Equilibrio di genere nei consigli di amministrazione delle società
Se un'impresa ha più di 250 dipendenti, un fatturato annuo superiore a 50 milioni di euro o un totale di bilancio superiore a 43 milioni di euro, deve applicare le norme dell'UE in materia di equilibrio di genere nel consiglio di amministrazione.
Requisiti in materia di equilibrio di genere
A partire dal 30 giugno 2026, le grandi società quotate dell'UE devono garantire che entrambi i generi occupino almeno il 40% delle posizioni senza incarichi esecutivi nei consigli di amministrazione (o il 33% di tutti i consigli di amministrazione).

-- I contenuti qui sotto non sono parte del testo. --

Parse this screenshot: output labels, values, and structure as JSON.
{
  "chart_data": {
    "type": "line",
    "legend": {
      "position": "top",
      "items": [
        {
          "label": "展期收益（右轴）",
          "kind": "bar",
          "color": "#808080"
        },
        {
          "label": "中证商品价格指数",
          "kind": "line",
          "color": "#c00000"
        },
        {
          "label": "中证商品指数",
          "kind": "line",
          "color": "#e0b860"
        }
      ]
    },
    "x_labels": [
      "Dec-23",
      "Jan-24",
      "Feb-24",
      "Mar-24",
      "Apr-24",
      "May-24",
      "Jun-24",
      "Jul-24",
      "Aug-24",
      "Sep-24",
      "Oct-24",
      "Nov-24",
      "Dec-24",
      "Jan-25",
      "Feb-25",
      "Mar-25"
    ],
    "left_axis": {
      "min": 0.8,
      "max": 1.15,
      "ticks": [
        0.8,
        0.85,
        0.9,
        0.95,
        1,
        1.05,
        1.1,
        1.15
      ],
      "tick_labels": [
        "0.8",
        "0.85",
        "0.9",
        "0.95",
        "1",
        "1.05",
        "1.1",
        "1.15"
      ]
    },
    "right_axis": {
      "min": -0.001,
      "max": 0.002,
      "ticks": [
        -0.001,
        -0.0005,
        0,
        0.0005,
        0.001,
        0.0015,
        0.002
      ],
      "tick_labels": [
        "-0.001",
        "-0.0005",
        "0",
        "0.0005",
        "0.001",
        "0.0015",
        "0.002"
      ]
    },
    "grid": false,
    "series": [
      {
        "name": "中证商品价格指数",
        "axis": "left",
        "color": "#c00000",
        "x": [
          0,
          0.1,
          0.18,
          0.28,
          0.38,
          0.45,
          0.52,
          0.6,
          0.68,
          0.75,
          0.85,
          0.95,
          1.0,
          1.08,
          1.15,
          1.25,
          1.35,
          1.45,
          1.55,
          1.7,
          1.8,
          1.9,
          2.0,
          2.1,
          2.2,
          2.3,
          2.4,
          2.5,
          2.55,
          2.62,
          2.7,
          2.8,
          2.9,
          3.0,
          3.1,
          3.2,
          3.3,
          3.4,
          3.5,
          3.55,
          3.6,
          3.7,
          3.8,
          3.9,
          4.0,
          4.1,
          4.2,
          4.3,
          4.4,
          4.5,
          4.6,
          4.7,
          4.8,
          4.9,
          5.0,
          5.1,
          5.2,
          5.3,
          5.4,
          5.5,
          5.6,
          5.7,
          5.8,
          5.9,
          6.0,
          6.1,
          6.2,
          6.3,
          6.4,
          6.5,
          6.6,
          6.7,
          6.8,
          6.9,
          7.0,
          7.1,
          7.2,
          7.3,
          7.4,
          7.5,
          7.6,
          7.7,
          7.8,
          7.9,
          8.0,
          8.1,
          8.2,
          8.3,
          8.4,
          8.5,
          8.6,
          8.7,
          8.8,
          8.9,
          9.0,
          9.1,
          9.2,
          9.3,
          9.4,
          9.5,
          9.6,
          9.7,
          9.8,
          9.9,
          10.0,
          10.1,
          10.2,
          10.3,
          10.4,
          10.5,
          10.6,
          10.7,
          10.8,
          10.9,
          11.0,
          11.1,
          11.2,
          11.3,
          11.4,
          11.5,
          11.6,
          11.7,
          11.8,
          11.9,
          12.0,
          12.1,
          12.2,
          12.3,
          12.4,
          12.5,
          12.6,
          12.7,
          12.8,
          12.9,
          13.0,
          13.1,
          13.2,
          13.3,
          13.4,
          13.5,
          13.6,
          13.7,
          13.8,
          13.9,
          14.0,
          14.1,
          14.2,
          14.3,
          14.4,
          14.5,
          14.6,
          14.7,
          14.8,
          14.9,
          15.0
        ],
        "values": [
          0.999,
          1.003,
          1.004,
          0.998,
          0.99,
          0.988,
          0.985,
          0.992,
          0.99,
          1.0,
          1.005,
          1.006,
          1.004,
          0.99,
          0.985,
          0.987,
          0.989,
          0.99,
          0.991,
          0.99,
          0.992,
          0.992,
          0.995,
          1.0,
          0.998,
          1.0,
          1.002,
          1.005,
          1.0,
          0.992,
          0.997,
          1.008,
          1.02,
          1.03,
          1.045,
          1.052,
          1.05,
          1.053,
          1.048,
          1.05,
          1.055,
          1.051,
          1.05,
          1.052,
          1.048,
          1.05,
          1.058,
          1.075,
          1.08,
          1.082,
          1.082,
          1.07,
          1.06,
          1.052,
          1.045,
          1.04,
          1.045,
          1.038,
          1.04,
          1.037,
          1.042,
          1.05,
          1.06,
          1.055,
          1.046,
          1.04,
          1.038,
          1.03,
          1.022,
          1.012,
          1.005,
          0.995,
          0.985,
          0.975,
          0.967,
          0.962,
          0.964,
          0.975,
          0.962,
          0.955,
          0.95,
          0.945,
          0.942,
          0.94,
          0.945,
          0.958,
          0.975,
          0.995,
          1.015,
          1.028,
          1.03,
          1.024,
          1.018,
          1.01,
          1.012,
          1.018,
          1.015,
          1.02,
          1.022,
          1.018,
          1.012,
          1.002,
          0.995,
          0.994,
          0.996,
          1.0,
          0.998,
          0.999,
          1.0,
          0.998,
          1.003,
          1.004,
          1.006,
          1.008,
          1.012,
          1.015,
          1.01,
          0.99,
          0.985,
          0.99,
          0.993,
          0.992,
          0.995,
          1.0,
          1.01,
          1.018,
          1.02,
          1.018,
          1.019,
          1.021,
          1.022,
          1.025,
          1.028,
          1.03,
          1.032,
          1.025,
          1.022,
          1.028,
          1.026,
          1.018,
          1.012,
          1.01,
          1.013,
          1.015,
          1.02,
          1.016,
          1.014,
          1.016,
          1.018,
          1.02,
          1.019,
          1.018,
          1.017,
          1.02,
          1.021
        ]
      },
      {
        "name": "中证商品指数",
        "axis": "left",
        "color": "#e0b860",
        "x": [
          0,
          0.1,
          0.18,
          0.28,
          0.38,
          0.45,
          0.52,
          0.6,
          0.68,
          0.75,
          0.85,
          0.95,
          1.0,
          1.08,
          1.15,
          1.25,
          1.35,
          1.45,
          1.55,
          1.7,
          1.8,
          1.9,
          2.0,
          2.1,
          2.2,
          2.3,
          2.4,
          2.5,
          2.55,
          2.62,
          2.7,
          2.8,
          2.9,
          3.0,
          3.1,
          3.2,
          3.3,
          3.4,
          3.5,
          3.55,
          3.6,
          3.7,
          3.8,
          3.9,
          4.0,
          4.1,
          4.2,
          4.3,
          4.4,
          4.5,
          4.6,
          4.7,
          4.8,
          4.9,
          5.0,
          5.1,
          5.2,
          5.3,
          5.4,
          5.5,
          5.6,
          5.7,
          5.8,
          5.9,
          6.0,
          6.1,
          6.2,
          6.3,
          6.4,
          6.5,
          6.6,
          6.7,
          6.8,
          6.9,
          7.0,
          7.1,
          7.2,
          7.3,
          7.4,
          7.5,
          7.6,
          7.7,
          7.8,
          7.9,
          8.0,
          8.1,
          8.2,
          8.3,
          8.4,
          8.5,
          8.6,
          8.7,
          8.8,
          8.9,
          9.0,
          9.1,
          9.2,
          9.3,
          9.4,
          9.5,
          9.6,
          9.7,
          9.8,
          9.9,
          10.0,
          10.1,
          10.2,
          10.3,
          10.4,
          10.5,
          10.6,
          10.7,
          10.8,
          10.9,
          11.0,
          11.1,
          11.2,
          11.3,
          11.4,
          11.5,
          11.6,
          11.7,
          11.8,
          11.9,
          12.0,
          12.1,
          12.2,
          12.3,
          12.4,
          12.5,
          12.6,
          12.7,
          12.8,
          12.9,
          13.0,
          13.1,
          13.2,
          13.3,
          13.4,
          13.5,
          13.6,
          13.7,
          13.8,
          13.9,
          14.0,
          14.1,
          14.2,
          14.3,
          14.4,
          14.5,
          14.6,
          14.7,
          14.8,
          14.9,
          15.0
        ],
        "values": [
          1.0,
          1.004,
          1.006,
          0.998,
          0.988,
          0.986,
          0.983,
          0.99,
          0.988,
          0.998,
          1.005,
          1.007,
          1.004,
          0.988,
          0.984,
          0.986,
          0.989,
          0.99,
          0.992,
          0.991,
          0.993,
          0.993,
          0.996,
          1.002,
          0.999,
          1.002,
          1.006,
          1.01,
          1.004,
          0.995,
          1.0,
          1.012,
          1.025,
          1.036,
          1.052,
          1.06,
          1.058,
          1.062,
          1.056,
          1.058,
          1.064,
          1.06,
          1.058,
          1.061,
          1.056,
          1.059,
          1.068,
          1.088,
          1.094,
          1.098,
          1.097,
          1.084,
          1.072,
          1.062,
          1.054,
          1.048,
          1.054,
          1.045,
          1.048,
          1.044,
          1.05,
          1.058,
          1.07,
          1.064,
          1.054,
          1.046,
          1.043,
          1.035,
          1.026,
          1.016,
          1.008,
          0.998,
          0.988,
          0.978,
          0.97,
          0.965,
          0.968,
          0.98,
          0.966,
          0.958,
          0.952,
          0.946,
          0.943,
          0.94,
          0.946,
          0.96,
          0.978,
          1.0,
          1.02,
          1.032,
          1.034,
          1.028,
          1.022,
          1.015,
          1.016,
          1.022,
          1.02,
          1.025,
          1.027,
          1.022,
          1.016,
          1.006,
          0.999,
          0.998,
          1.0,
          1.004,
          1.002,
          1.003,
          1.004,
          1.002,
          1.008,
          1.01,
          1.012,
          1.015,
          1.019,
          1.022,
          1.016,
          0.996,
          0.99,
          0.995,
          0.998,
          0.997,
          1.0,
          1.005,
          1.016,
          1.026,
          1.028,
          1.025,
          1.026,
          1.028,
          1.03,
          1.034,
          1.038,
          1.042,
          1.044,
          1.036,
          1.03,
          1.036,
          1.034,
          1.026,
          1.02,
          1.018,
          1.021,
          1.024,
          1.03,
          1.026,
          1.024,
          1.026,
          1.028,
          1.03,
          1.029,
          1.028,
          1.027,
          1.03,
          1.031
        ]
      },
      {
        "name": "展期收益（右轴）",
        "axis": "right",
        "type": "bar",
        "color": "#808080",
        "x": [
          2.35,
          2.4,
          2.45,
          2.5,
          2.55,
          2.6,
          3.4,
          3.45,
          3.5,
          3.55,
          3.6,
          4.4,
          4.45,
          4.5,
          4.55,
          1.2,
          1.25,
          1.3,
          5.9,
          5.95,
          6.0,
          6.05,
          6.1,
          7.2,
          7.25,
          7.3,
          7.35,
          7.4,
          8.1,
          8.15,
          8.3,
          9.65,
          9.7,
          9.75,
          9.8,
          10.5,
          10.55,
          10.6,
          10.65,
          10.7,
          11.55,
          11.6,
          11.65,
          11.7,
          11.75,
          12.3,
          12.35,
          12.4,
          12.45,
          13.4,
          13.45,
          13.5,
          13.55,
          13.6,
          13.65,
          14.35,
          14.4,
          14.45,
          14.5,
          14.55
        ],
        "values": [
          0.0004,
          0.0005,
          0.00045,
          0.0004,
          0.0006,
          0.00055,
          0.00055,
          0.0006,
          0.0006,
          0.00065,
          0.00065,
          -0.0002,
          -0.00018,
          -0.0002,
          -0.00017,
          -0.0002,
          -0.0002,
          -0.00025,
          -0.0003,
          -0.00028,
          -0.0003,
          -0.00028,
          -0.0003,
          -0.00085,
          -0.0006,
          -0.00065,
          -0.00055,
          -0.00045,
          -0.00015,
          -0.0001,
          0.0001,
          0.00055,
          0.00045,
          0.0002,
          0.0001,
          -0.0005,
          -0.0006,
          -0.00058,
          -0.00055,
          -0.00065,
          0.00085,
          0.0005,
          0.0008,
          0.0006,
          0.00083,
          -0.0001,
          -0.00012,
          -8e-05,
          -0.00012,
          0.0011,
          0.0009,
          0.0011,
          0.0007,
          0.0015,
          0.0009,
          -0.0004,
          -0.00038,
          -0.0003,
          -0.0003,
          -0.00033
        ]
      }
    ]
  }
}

Se questi obiettivi non sono raggiunti, occorre garantire procedure di selezione eque e trasparenti utilizzando criteri chiari e neutri sotto il profilo del genere. Il merito rimane il fattore chiave e il genere deve essere preso in considerazione solo se due candidati hanno le medesime qualifiche. Per i membri del comitato esecutivo occorre assumere impegni individuali per migliorare l'equilibrio di genere, ma non si applicano quote specifiche.
Conformità e relazioni
Se non si raggiungono gli obiettivi, è necessario spiegarne i motivi e delineare le misure per migliorare la situazione. Le autorità nazionali garantiranno il rispetto delle norme mediante sanzioni che possono includere ammende o l'annullamento della nomina dell'amministratore contestato.
Le autorità nazionali sono tenute a pubblicare informazioni sulle imprese che stanno raggiungendo gli obiettivi, esercitando così una pressione fra pari a favore dell'applicazione delle norme.